Quelles rencontres artistiques ont été les plus importantes dans ton parcours ?
Il y en a eu beaucoup, mais je commencerais par Damien Jalet, danseur et chorégraphe, que j’ai rencontré en 2003. En 2006, on a créé L’image de Beckett ensemble, il y était interprète. J’aime son parcours, son érudition musicale et chorégraphique, son regard sur le théâtre. Après cette première collaboration, je l’ai invité à me rejoindre à Boston, à l’American Repertory Theater, où je montais Julius Caesar avec des acteurs américains.
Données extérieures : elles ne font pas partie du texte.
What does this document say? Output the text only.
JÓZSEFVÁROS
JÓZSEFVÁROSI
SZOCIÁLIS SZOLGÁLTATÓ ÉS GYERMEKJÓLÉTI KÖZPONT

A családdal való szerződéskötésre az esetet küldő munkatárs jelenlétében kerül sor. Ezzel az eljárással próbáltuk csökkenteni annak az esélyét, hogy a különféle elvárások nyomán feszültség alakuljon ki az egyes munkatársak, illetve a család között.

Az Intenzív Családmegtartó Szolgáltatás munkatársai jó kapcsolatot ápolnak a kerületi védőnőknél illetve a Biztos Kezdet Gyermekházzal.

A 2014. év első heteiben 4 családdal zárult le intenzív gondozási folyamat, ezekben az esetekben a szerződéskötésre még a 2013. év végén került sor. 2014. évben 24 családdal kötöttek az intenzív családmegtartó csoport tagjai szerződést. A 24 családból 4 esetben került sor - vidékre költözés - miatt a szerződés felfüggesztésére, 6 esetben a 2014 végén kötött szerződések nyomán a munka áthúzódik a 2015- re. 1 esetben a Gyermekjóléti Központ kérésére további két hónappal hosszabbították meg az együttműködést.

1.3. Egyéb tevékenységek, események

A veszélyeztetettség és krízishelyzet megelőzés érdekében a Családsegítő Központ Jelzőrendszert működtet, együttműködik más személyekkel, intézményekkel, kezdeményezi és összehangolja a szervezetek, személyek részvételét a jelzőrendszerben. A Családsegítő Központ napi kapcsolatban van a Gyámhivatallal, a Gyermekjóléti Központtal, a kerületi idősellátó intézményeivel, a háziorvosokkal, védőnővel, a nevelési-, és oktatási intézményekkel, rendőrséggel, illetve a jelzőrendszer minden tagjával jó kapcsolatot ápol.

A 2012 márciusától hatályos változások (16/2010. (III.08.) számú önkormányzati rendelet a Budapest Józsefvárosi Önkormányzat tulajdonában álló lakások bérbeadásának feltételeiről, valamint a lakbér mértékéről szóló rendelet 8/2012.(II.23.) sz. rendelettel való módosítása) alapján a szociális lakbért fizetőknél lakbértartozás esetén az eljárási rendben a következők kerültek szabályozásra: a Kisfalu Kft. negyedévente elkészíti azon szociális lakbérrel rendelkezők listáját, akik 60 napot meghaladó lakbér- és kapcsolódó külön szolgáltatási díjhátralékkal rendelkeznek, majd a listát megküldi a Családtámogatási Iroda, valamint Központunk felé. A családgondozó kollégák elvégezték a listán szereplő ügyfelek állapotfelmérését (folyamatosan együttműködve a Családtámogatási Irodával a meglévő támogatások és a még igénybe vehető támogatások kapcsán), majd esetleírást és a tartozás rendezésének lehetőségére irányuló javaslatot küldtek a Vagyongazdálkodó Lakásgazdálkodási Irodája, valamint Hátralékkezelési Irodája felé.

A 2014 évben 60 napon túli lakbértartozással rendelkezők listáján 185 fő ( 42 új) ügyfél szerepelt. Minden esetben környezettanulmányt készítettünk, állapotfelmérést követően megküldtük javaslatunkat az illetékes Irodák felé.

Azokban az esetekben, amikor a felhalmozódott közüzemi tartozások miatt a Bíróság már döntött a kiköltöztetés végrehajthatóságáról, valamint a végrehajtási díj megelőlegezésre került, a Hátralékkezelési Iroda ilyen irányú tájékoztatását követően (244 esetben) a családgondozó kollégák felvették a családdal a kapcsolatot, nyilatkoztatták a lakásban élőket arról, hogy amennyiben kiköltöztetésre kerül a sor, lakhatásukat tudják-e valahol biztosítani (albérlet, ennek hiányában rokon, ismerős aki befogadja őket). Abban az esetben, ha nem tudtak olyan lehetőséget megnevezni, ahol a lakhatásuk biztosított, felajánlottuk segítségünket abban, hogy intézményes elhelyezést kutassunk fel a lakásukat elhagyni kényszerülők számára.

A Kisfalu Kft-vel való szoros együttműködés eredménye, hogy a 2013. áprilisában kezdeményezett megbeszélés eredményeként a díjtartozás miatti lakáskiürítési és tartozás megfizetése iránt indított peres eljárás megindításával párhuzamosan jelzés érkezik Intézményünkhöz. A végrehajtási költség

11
Il devait régler un combat et une chorégraphie de groupe. Ce fut un dialogue passionnant : il trouvait des gestes qui remplaçaient les mots, une grammaire corporelle qui donnait du sens. Depuis 2008, on travaille ensemble sur presque toutes mes créations. On a inventé une forme de langage très singulier, qui a fini par définir mon théâtre.
Il y a aussi Xavier Jacquot, mon créateur son, qui travaille avec moi depuis le début. Le son est un matériau fondamental pour moi. Avec lui, on mène une recherche continue, de spectacle en spectacle. Travailler avec le décorateur Riccardo Hernandez et l’éclairagiste Scott Zielinski, tous deux américains rencontrés aussi sur Julius Caesar, m’a permis de sortir d’une esthétique française qui m’était trop familière. Leur approche, très ouverte, très visuelle, m’a aidé à penser les spectacles à grande échelle, parfois presque comme du cinéma. Et puis il y a eu Miroslaw Balka, l’artiste polonais qui a signé la vidéo au cœur de Jan Karski. Notre rencontre, en Pologne, a été marquante. Son travail est puissant, radical, très sensible. Pour des raisons que je ne m’explique pas, il est encore peu visible en France. C’est un immense artiste et une belle personne. Je pourrais encore citer Marie Darrieussecq, Marcel Pérès, Sjón, José Lévy, Barði Jóhannsson, Keren Ann, Gaspard Yurkievich, Winter Family, Matt Elliott, Valérie Mréjen, Pierre Alain Giraud… Avec chacun d’eux, j’ai appris, exploré, déplacé mon regard, ouvert de nouveaux territoires artistiques. Et bien sûr, les actrices et les acteurs. Mon travail se fait avec eux, parfois à partir d’eux. Laurent Poitrenaux, Pascal Greggory, François Chattot, Xavier Gallais, Christine Fersen, Marie-Sophie Ferdane, Catherine Vuillez, Adèle Haenel… L’actrice coréenne Moon So-Ri. Et les acteurs américains avec qui je travaille depuis longtemps. On a monté Splendid’sde Genet ensemble, pour faire grandir notre travail commun. Ce sont, vraiment, des frères et des sœurs d’armes.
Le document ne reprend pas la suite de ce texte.